Discover the Best 5 Lower Body Exercises for MMA Fighters

MMA Fighters need to have a steady focus on their lower body training. It’s a crucial aspect of their success.

Strength, power, and speed are all huge abilities needed in the kicking game for fighters.

These are all things that can be trained!

Too many fighters train the wrong way when they approach lower body training. Most fighters focus too much on long distance running for conditioning and low weight and high rep training for resistance. Both of these methods with strip the strength, power, and speed from a fighters legs in no time! I’m going to talk about the 5 different movements that are essential to have in an MMA fighters program.

1) Deadlifts

Deadlifts are the grand daddy of all lower body lifts. Deadlifts help build up a strong back, hamstrings, and glutes. Deadlifts are essentially considered a full body exercise but I consider them mostly a lower body pulling exercise. Deadlifts are a must and they should be train with a heavy load. The best weight for a fighter to use to gain strength and power would be in the 3-6 rep range. Ideally, a strong fighter should be able to pull around 2 times their bodyweight if not more. Good form should always be a top priority when training deadlifts. Poor form can result in injury and decrease in performance.

2) Bulgarian squats

Bulgarian squats are essential for unilateral leg training. These help single out each of your legs and help build stability and strength at the same time. I like to use many different variations on Bulgarian squats. You can use dumbbells, kettlebells loaded up in the rack position, or simply just use a barbell. Sandbags can also be used very effectively as well. Either way, Bulgarian squats are a must to help build up strength and power in the glutes. Your core strength will be improved by using this exercise as well. Bulgarian squats are more of an assistance exercise that should be used with medium to light weights. You can do reps of 5-8 all the way up to 12-15. Just know when you go higher, the further away you get from building greater strength.

3) Heavy sled pushes / pulls

Every MMA Fighter should have access to a heavy sled, prower, or at least a tire that can be used to drag. These are essential. Probably one of the most important exercises to include into your program as a fighter.

These are real simple to do. Just load the sled, tire, or prowler up with some serious weight and push, pull, or drag! With these you’ll build a tremendous amount of strength and endurance to your legs! There are a ton of different ways you can use this in your program. Short sets can be used for ALL OUT power and strength or you can do longer sets for strength endurance and cardio. Every way will help build your cardio regardless. You can choose to do these before, in the middle, or after workouts. I prefer to do them at the end because they will take a ton of energy out of you.
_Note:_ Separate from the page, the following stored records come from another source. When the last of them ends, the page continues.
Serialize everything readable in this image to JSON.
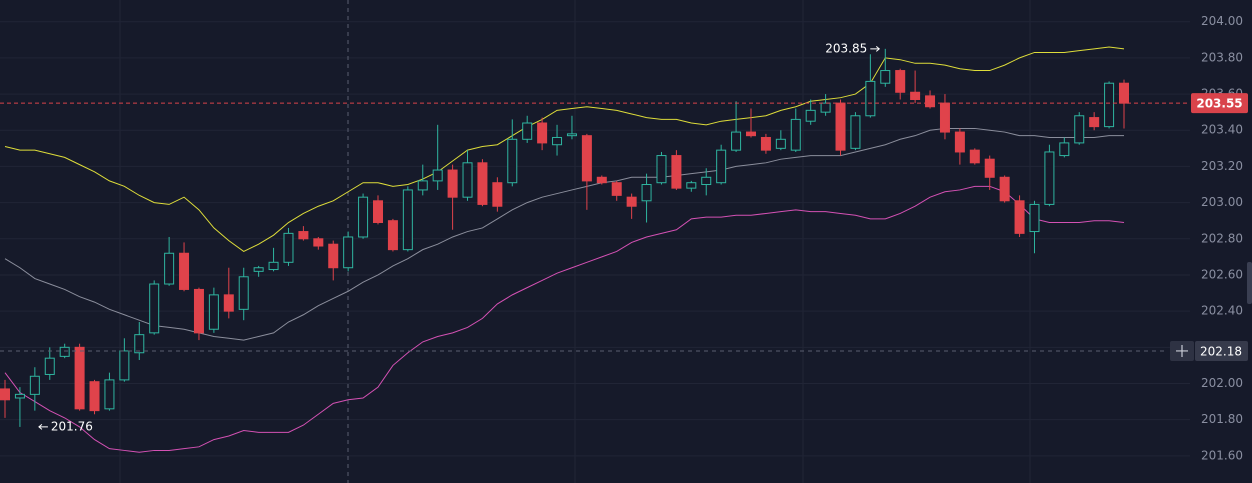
{
  "chart_data": {
    "type": "candlestick",
    "open": [
      201.97,
      201.92,
      201.94,
      202.05,
      202.15,
      202.2,
      202.01,
      201.86,
      202.02,
      202.17,
      202.28,
      202.55,
      202.72,
      202.52,
      202.3,
      202.49,
      202.41,
      202.62,
      202.63,
      202.67,
      202.84,
      202.8,
      202.77,
      202.64,
      202.81,
      203.01,
      202.9,
      202.74,
      203.07,
      203.12,
      203.18,
      203.03,
      203.22,
      203.11,
      203.11,
      203.35,
      203.44,
      203.32,
      203.37,
      203.37,
      203.14,
      203.11,
      203.03,
      203.01,
      203.11,
      203.26,
      203.08,
      203.1,
      203.11,
      203.29,
      203.39,
      203.36,
      203.3,
      203.29,
      203.45,
      203.5,
      203.55,
      203.3,
      203.48,
      203.66,
      203.73,
      203.61,
      203.59,
      203.55,
      203.39,
      203.29,
      203.24,
      203.14,
      203.01,
      202.84,
      202.99,
      203.26,
      203.33,
      203.47,
      203.42,
      203.66
    ],
    "high": [
      202.02,
      201.98,
      202.09,
      202.2,
      202.22,
      202.22,
      202.02,
      202.06,
      202.25,
      202.34,
      202.57,
      202.81,
      202.78,
      202.53,
      202.53,
      202.64,
      202.64,
      202.65,
      202.75,
      202.86,
      202.87,
      202.81,
      202.79,
      202.84,
      203.05,
      203.04,
      202.91,
      203.09,
      203.21,
      203.43,
      203.21,
      203.29,
      203.24,
      203.14,
      203.46,
      203.48,
      203.47,
      203.43,
      203.48,
      203.38,
      203.15,
      203.12,
      203.05,
      203.16,
      203.28,
      203.29,
      203.12,
      203.19,
      203.32,
      203.56,
      203.52,
      203.38,
      203.4,
      203.52,
      203.57,
      203.6,
      203.57,
      203.5,
      203.82,
      203.85,
      203.74,
      203.73,
      203.62,
      203.6,
      203.41,
      203.3,
      203.26,
      203.15,
      203.04,
      203.01,
      203.32,
      203.36,
      203.5,
      203.5,
      203.67,
      203.68
    ],
    "low": [
      201.81,
      201.76,
      201.85,
      202.02,
      202.14,
      201.85,
      201.83,
      201.85,
      202.01,
      202.13,
      202.27,
      202.54,
      202.51,
      202.24,
      202.28,
      202.36,
      202.35,
      202.59,
      202.62,
      202.65,
      202.79,
      202.74,
      202.57,
      202.62,
      202.8,
      202.88,
      202.73,
      202.73,
      203.04,
      203.07,
      202.85,
      203.01,
      202.98,
      202.95,
      203.09,
      203.33,
      203.29,
      203.26,
      203.35,
      202.96,
      203.1,
      203.01,
      202.91,
      202.89,
      203.1,
      203.07,
      203.06,
      203.04,
      203.1,
      203.28,
      203.36,
      203.27,
      203.29,
      203.28,
      203.43,
      203.48,
      203.26,
      203.29,
      203.47,
      203.64,
      203.57,
      203.55,
      203.52,
      203.35,
      203.21,
      203.21,
      203.07,
      203.0,
      202.81,
      202.72,
      202.98,
      203.25,
      203.32,
      203.4,
      203.41,
      203.41
    ],
    "close": [
      201.91,
      201.94,
      202.04,
      202.14,
      202.2,
      201.86,
      201.85,
      202.02,
      202.18,
      202.27,
      202.55,
      202.72,
      202.52,
      202.28,
      202.49,
      202.4,
      202.59,
      202.64,
      202.67,
      202.83,
      202.8,
      202.76,
      202.64,
      202.81,
      203.03,
      202.89,
      202.74,
      203.07,
      203.12,
      203.18,
      203.03,
      203.22,
      202.99,
      202.98,
      203.35,
      203.44,
      203.33,
      203.36,
      203.38,
      203.12,
      203.11,
      203.04,
      202.98,
      203.1,
      203.26,
      203.08,
      203.11,
      203.14,
      203.29,
      203.39,
      203.37,
      203.29,
      203.35,
      203.46,
      203.51,
      203.55,
      203.29,
      203.48,
      203.67,
      203.73,
      203.61,
      203.57,
      203.53,
      203.39,
      203.28,
      203.22,
      203.14,
      203.01,
      202.83,
      202.99,
      203.28,
      203.33,
      203.48,
      203.42,
      203.66,
      203.55
    ],
    "up_color": "#2fb5a0",
    "down_color": "#e0434b",
    "overlays": [
      {
        "color": "#dedd3a",
        "values": [
          203.31,
          203.29,
          203.29,
          203.27,
          203.25,
          203.21,
          203.17,
          203.12,
          203.09,
          203.04,
          203.0,
          202.99,
          203.03,
          202.96,
          202.86,
          202.79,
          202.73,
          202.77,
          202.82,
          202.89,
          202.94,
          202.98,
          203.01,
          203.06,
          203.11,
          203.11,
          203.09,
          203.1,
          203.13,
          203.17,
          203.23,
          203.29,
          203.31,
          203.32,
          203.37,
          203.42,
          203.46,
          203.51,
          203.52,
          203.53,
          203.52,
          203.51,
          203.49,
          203.47,
          203.46,
          203.46,
          203.44,
          203.43,
          203.45,
          203.46,
          203.47,
          203.48,
          203.51,
          203.53,
          203.56,
          203.57,
          203.58,
          203.6,
          203.66,
          203.8,
          203.79,
          203.77,
          203.77,
          203.76,
          203.74,
          203.73,
          203.73,
          203.76,
          203.8,
          203.83,
          203.83,
          203.83,
          203.84,
          203.85,
          203.86,
          203.85
        ]
      },
      {
        "color": "#8b8e9c",
        "values": [
          202.69,
          202.64,
          202.58,
          202.55,
          202.52,
          202.48,
          202.45,
          202.41,
          202.38,
          202.35,
          202.32,
          202.31,
          202.3,
          202.28,
          202.26,
          202.25,
          202.24,
          202.26,
          202.28,
          202.34,
          202.38,
          202.43,
          202.47,
          202.51,
          202.56,
          202.6,
          202.65,
          202.69,
          202.74,
          202.77,
          202.81,
          202.84,
          202.86,
          202.91,
          202.96,
          203.0,
          203.03,
          203.05,
          203.07,
          203.09,
          203.11,
          203.12,
          203.14,
          203.14,
          203.14,
          203.15,
          203.16,
          203.17,
          203.18,
          203.2,
          203.21,
          203.22,
          203.24,
          203.25,
          203.26,
          203.26,
          203.26,
          203.28,
          203.3,
          203.32,
          203.35,
          203.37,
          203.4,
          203.41,
          203.41,
          203.41,
          203.4,
          203.39,
          203.37,
          203.37,
          203.36,
          203.36,
          203.36,
          203.36,
          203.37,
          203.37
        ]
      },
      {
        "color": "#d451b4",
        "values": [
          202.06,
          201.95,
          201.9,
          201.85,
          201.81,
          201.76,
          201.69,
          201.64,
          201.63,
          201.62,
          201.63,
          201.63,
          201.64,
          201.65,
          201.69,
          201.71,
          201.74,
          201.73,
          201.73,
          201.73,
          201.77,
          201.83,
          201.89,
          201.91,
          201.92,
          201.98,
          202.1,
          202.17,
          202.23,
          202.26,
          202.28,
          202.31,
          202.36,
          202.44,
          202.49,
          202.53,
          202.57,
          202.61,
          202.64,
          202.67,
          202.7,
          202.73,
          202.78,
          202.81,
          202.83,
          202.85,
          202.91,
          202.92,
          202.92,
          202.93,
          202.93,
          202.94,
          202.95,
          202.96,
          202.95,
          202.95,
          202.94,
          202.93,
          202.91,
          202.91,
          202.94,
          202.98,
          203.03,
          203.06,
          203.07,
          203.09,
          203.09,
          203.06,
          202.99,
          202.91,
          202.89,
          202.89,
          202.89,
          202.9,
          202.9,
          202.89
        ]
      }
    ],
    "ylim": [
      201.45,
      204.12
    ],
    "yticks": [
      {
        "value": 201.6,
        "label": "201.60"
      },
      {
        "value": 201.8,
        "label": "201.80"
      },
      {
        "value": 202.0,
        "label": "202.00"
      },
      {
        "value": 202.2,
        "label": "202.20"
      },
      {
        "value": 202.4,
        "label": "202.40"
      },
      {
        "value": 202.6,
        "label": "202.60"
      },
      {
        "value": 202.8,
        "label": "202.80"
      },
      {
        "value": 203.0,
        "label": "203.00"
      },
      {
        "value": 203.2,
        "label": "203.20"
      },
      {
        "value": 203.4,
        "label": "203.40"
      },
      {
        "value": 203.6,
        "label": "203.60"
      },
      {
        "value": 203.8,
        "label": "203.80"
      },
      {
        "value": 204.0,
        "label": "204.00"
      }
    ],
    "grid": true,
    "last_price": 203.55,
    "last_price_color": "#d9434b",
    "crosshair_price": 202.18,
    "high_marker": 203.85,
    "low_marker": 201.76
  }
}
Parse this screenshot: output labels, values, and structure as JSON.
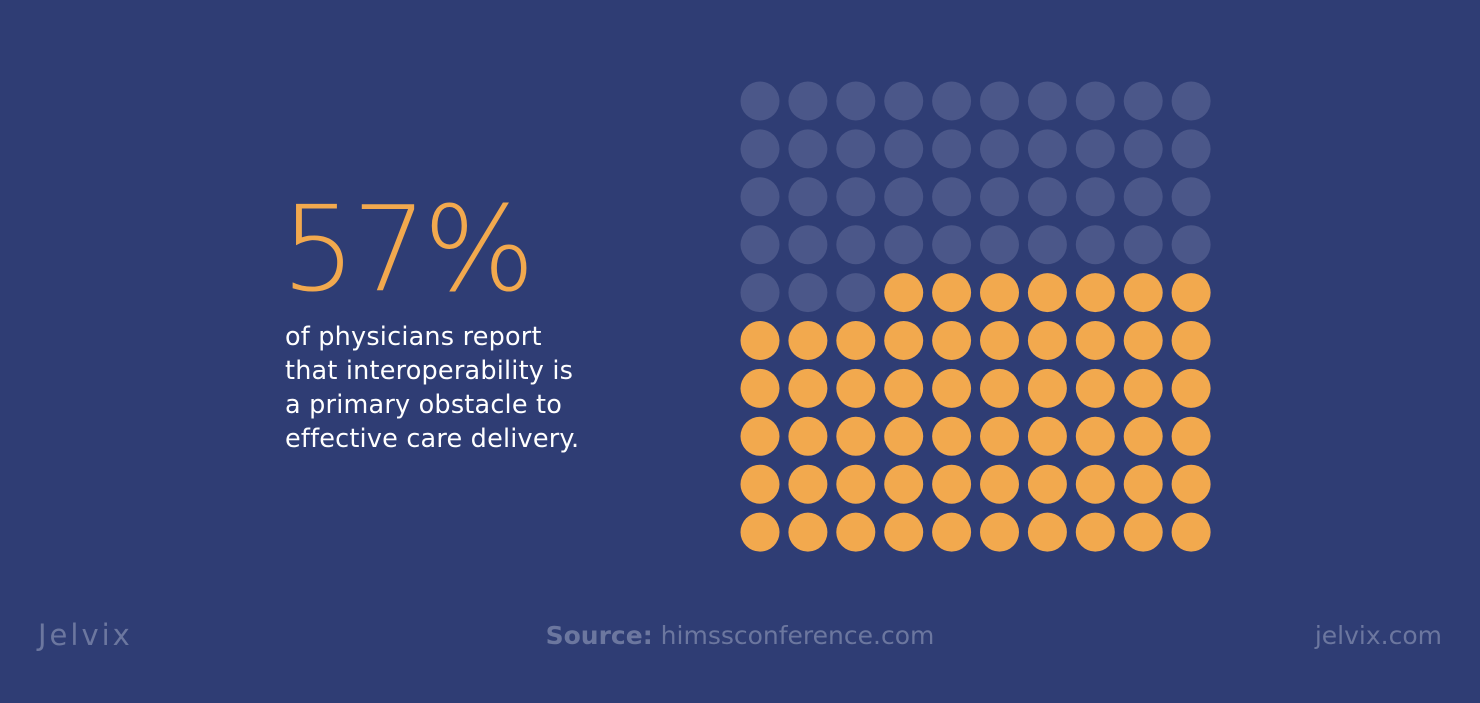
{
  "stat": {
    "percent_label": "57%",
    "description": "of physicians report\nthat interoperability is\na primary obstacle to\neffective care delivery."
  },
  "chart_data": {
    "type": "waffle",
    "total": 100,
    "highlighted": 57,
    "rows": 10,
    "columns": 10,
    "highlight_color": "#f2a94e",
    "base_color": "#4b5789"
  },
  "footer": {
    "logo": "Jelvix",
    "source_label": "Source:",
    "source_value": "himssconference.com",
    "site": "jelvix.com"
  },
  "colors": {
    "background": "#2f3d74",
    "accent": "#f2a94e",
    "muted_text": "#6c779f"
  }
}
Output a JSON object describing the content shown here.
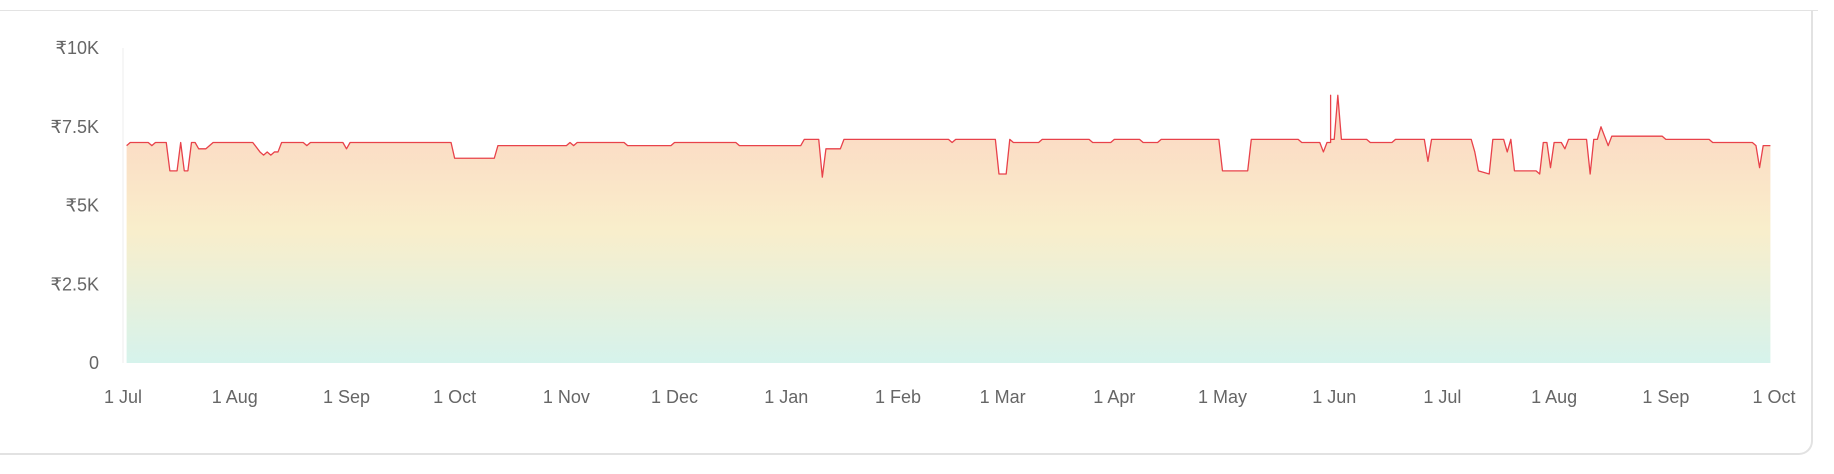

Get a sled and get to work!

4) Power skips

Not enough fighters focus in on plyometric training. Power skipping is an essential plyometric movement for MMA fighters. These do two things – build athleticism and power. Athleticism is build because skipping takes a bit of coordination to do. I’ve had fighters that weren’t able to skip but once they learned, they became even better athletes almost overnight! These build great amounts of power from the single leg explosiveness needed to perform the movements. There are a few ways to perform power skips. With power skips, you can focus in on height or you can go for distance. For reps, I like to go by yards. 20 yards is a good distance to train for when going for jump height. Then for distance, I like to go 60 yards with power skipping. Power skipping is best performed at the beginning of a training session when the legs are fresh. This will help in creating the most explosiveness in a fighters abilities.

5) Front squats

If Deadlifts are the grand daddy, front squats are the grand son! Front squats are an essential movement for fighters to also help build up lower body strength, but are also good for upper body core strength as well. The reason front squats work so well at getting fighters strong is based around how the weight is loaded on the body. When the weight is loaded in the front, your core is engaged a whole lots more.

With front squats, you build both core strength and lower body strength at the same time due to the load bearing on the front. Loading weight like this puts a ton of stress onto the abs to stay in good form. The lower rep range should be used when training front squats. Somewhere in the range of 3-6 reps should be used for best results.

These should be added in to all MMA fighters routines. They can be performed with dumbbells, kettlebells, barbells, and sandbags. You can even go as far as using a partner to do front squats with.

So there you have it! Those are the Five essential lower body movements for MMA fighters. Add these into your program and you’ll see your kicking power, strength, and speed increase in no time!